Révélation du dernier Tavernier (La Princesse de Montpensier), Raphaël Personnaz, en duc d’Anjou apparaît à l’écran comme une évidence. Derrière ses vingt-huit printemps et son physique de jeune premier, il y a pourtant déjà dix ans de travail, au théâtre, à la télévision, au cinéma. A peine revenu d’un tournage mémorable au Tadjikistan, Raphaël Personnaz nous retrouve dans son QG du Quartier Latin, l’œil vif, prêt au jeu des questions-réponses…
Alors, alors, commençons par le début. Enfant de la balle ou pas du tout ?
“ Pas du tout ! J’ai été dans un cours de théâtre quand j’avais douze ans, mais au départ j’y ai été parce qu’il y avait une fille dans ce cours qui me plaisait bien. J’y suis allé un mercredi, c’était pas loin d’ici, sur une péniche, et je suis revenu la semaine suivante. La prof m’avait demandé de préparer un texte. La fille n’était plus là. Mais par contre, sur scène, je me suis senti tout de suite bien. ”
Justement de votre formation, qu’en avez-vous retiré et qui vous sert encore aujourd’hui ?
“ Ce qui est très bizarre c’est que j’ai eu des professeurs extrêmement différents, donc des influences très variées mais complémentaires aussi. Par exemple, j’ai appris à travailler les personnages d’une manière plus physique, selon la méthode de Michael Tcheckhov, où l’on ressent plus les choses par une attitude corporelle qu’on va adopter, et qui transforme la psychologie du personnage. Mais après, j’ai eu d’autres profs plus attachés sur le texte, sur sa richesse. C’est un peu sur la nuance des deux que j’essaie de jouer. ”
Quelles sont vos rencontres-clés au théâtre ?
“ Je vais en retenir deux pour le moment. D’abord Hélène Vincent, avec qui j’ai travaillé il y a quatre ans. Une immense comédienne de cinéma et de théâtre qui m’a vraiment retourné. Il y avait deux auditions pour la pièce Van Gogh à Londres au théâtre de l’Atelier, et à la première audition, j’ai voulu faire le malin. J’avais choisi un texte de philosophie de Sénèque qui n’était pas franchement théâtral. Et elle m’a cassé, c’était terrible. On a cependant travaillé sur cette audition, et en revenant, je me suis dit: « jamais de la vie, je ne la reverrai! ». Elle me rappelle un mois après, et là je devais passer un texte de la pièce. J’avais compris cette idée d’engagement total pour le personnage grâce à cette, femme entière, qui ne laisse rien passer (là encore c’est toujours pour le bien et jamais castrateur!). Autre rencontre importante, Ladislas Chollat, avec qui j’ai joué Médée d’Anouilh, qui est un metteur en scène qui sait très tôt ce qu’il veut sur le plateau. Donc au départ, on a l’impression de ne pas avoir de propositions à amener, et en fait, dans ce qu’on pourrait appeler un carcan (qui n’en n’est pas un!), on peut trouver « sa liberté ». ”

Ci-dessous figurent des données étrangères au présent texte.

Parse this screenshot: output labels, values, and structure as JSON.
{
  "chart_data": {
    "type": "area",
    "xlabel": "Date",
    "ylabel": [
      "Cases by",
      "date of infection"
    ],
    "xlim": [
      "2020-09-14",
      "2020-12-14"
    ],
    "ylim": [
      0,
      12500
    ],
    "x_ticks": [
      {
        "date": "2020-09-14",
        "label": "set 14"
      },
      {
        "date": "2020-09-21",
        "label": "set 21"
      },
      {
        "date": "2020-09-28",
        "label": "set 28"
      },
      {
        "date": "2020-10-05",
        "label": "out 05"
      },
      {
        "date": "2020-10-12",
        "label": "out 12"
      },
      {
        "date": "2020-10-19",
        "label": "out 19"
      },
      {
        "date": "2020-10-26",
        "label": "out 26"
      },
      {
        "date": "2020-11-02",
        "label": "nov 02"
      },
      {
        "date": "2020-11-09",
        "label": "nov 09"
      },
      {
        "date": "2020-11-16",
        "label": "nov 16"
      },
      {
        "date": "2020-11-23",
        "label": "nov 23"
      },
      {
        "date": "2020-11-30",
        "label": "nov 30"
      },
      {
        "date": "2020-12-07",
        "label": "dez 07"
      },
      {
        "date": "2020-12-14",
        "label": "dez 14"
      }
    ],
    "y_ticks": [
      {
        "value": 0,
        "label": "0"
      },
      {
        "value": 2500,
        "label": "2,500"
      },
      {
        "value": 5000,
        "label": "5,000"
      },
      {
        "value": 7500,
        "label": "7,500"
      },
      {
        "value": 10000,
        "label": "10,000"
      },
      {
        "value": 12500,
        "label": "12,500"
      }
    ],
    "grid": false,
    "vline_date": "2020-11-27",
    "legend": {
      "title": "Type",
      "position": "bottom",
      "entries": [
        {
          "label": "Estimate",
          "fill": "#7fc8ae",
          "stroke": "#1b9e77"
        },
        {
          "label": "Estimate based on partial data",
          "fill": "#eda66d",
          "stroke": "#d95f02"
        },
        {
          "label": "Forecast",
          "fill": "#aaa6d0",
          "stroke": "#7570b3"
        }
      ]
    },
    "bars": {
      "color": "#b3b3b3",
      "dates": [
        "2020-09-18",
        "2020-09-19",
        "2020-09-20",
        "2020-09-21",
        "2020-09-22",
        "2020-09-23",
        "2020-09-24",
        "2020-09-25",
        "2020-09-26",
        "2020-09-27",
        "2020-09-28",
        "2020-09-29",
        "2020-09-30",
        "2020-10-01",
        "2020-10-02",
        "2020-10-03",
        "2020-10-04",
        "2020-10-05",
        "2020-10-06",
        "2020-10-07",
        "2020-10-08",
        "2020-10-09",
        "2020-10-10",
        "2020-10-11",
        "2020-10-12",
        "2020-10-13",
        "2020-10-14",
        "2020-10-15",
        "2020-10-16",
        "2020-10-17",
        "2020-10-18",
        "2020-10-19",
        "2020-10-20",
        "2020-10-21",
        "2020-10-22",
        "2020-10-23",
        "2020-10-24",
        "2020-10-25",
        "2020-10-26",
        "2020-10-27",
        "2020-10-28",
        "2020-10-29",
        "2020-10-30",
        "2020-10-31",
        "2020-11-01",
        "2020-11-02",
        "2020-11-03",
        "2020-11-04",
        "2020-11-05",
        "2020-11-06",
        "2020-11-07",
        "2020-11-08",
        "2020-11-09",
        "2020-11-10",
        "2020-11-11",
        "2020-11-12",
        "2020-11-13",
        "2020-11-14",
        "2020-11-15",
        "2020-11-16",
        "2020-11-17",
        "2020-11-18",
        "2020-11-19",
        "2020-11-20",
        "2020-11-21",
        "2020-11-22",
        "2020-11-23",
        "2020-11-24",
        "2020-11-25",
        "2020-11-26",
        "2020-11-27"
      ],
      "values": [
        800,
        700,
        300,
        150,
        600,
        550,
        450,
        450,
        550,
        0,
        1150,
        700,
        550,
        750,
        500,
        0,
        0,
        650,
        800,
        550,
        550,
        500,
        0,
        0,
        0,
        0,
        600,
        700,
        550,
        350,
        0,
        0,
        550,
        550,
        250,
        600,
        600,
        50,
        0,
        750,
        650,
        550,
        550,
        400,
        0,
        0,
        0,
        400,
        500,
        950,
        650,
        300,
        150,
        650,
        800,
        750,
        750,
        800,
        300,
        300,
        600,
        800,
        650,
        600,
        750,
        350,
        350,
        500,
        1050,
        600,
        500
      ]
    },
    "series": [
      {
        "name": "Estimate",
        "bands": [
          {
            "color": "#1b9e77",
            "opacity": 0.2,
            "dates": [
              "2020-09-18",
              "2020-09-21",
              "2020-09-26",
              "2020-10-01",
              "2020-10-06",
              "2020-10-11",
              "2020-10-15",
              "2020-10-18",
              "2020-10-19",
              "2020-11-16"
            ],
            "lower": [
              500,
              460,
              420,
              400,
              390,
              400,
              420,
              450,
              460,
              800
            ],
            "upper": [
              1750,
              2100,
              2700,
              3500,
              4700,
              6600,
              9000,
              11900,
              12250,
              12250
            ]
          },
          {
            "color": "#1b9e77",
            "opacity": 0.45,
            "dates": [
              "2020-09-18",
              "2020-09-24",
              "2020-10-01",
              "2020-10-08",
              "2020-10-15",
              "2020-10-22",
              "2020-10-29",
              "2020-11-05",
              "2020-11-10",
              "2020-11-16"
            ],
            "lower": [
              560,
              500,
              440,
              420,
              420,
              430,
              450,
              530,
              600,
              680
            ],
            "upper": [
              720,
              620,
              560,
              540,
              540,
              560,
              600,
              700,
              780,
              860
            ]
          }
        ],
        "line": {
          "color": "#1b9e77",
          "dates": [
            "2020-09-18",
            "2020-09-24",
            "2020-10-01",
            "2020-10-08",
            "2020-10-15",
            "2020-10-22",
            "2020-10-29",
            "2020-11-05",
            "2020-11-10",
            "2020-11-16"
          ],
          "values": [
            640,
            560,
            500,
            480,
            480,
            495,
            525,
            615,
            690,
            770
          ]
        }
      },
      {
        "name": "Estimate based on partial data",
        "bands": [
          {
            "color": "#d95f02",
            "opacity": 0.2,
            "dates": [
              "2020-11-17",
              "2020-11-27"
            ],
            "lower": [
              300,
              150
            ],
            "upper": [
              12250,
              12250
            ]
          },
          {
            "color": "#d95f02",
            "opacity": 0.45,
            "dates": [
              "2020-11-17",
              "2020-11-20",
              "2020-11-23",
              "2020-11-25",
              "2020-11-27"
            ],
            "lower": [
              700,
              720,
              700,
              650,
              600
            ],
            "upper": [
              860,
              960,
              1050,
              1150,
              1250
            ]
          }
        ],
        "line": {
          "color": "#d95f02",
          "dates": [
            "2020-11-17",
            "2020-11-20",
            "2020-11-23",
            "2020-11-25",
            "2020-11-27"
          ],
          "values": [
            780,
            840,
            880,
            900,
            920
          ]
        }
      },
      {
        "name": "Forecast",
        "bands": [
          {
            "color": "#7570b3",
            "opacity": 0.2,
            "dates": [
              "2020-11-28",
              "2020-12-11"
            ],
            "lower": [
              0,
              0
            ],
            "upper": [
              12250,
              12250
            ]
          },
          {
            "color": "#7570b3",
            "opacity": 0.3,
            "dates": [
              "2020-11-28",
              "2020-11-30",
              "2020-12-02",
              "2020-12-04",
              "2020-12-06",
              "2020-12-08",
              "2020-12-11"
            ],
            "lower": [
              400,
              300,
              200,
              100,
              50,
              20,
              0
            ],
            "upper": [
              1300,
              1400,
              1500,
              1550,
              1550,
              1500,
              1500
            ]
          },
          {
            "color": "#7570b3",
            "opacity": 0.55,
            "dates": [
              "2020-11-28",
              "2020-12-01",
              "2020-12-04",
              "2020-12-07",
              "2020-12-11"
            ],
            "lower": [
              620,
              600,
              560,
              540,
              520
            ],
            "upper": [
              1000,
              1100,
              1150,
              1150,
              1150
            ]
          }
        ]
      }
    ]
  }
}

Au cinéma, votre interprétation du Duc d’Anjou dans le dernier Tavernier est saisissante: on arrive presque à ressentir à l’écran, la jubilation de l’acteur derrière le personnage! Comment l’avez-vous abordé ?
“C’est vrai que je l’adore ce personnage. A un point, même!… En fait, je suis arrivé sur ce tournage très tard. Trois semaines avant le tournage, j’ai une lecture avec Tavernier, suite au désistement de Louis Garrel. Et une heure après il me rappelle en me disant que le rôle du duc d’Anjou est pour moi. Le plus beau jour de ma vie ! Au moins, c’était clair et net! (rires). Je me le suis représenté comme un serpent, qui est là, sympathique mais qui peut mordre à tout instant. Et ça peut être extrêmement violent. Et les autres le savent. Avec un texte à l’appui qui me permettait de passer d’un état à un autre, en une fraction de seconde. Un texte d’une richesse vraiment incroyable.”